- Born: 1973 (age 52–53) Giessen, Germany
- Website: www.astridnippoldt.de

= Astrid Nippoldt =

German illustrator and video artist

Astrid Nippoldt is a German illustrator and video artist.

== Biography ==
Astrid Nippoldt was born in 1973 in Giessen, Germany and grew up in Kleve. She has lived in Bremen and Berlin.

She has a daughter, born in 2008, and a son, born in 2014.

== Career ==
She studied visual communications at Fachhochschule Münster from 1993 until 1998. From 1997 until 2003 she studied visual arts at Hochschule für Künste Bremen at the Atelier of Time-based Media with Jean-François Guiton and Yuji Takeoka.

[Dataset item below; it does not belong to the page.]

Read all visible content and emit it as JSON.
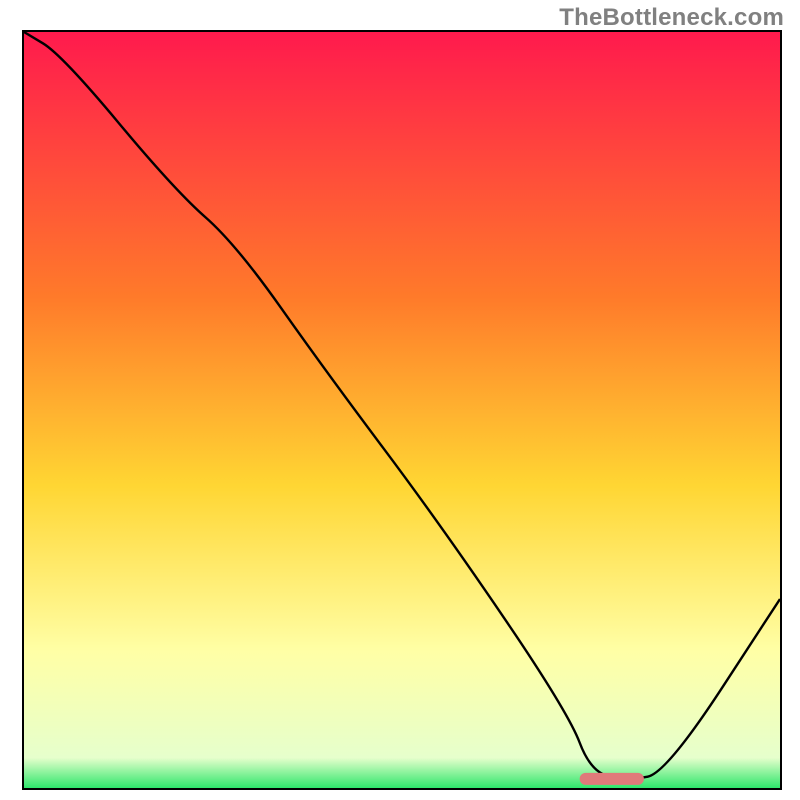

She has been awarded fellowships, including to the Villa Massimo in 2006 and has served as artist-in-residence in the US and France. Her teaching assignments have included Hochschule für Künste Bremen and University of Bremen. She has exhibited widely in Germany and abroad.

In 2012 she co-founded Studio Nippoldt with her brother Robert Nippoldt and his wife Christine Nippoldt.

Her works are exhibited in Städische Galerie Bremen, Harvard Art Museum in Cambridge MA, Kunstmuseum Bremerhaven, FRAC Alsace in Sélestat, Collection Isabelle & Jean-Conrad Lemaître, London.

== Works ==

=== Solo exhibits ===
- 2003: 9 und Kurve, Kunsthaus Essen
- 2003: Notre Dame, Foerderverin Aktuelle Kunst Muenster
- 2004: Bloop, Staedtische Galerie Bremen
- 2005: Concorde, Paraplufabriek Nijmegen
- 2006: Grutas, Fondazione Adriano Olivettie Roma
- 2007: Kunstpreis der Boettscherstrasse, Kunsthalle Bremen
- 2007: Getaway Inn, Galerie Olaf Stuebner Berlin

=== Group exhibits (selected) ===
- 2006: Unmodern Observations, Southfirst, Brooklyn, NY

=== Publications ===
- EXPEDITION SOLAR SYSTEM – Join ETH Zurich on a journey into space. In cooperation with focusTerra/ETH Zurich, dt./en./fr./it., 2018.
- Helden: Mythische Kaempferfiguren im 20. Jahrhundert und in der Gegenwart. Hamburg: Frauen Kunst Wissenschaft, 2006.
- Stefan Berg. Astrid Nippoldt: Tryingtoland. Frankfurt a. M.: Revolver, 2006.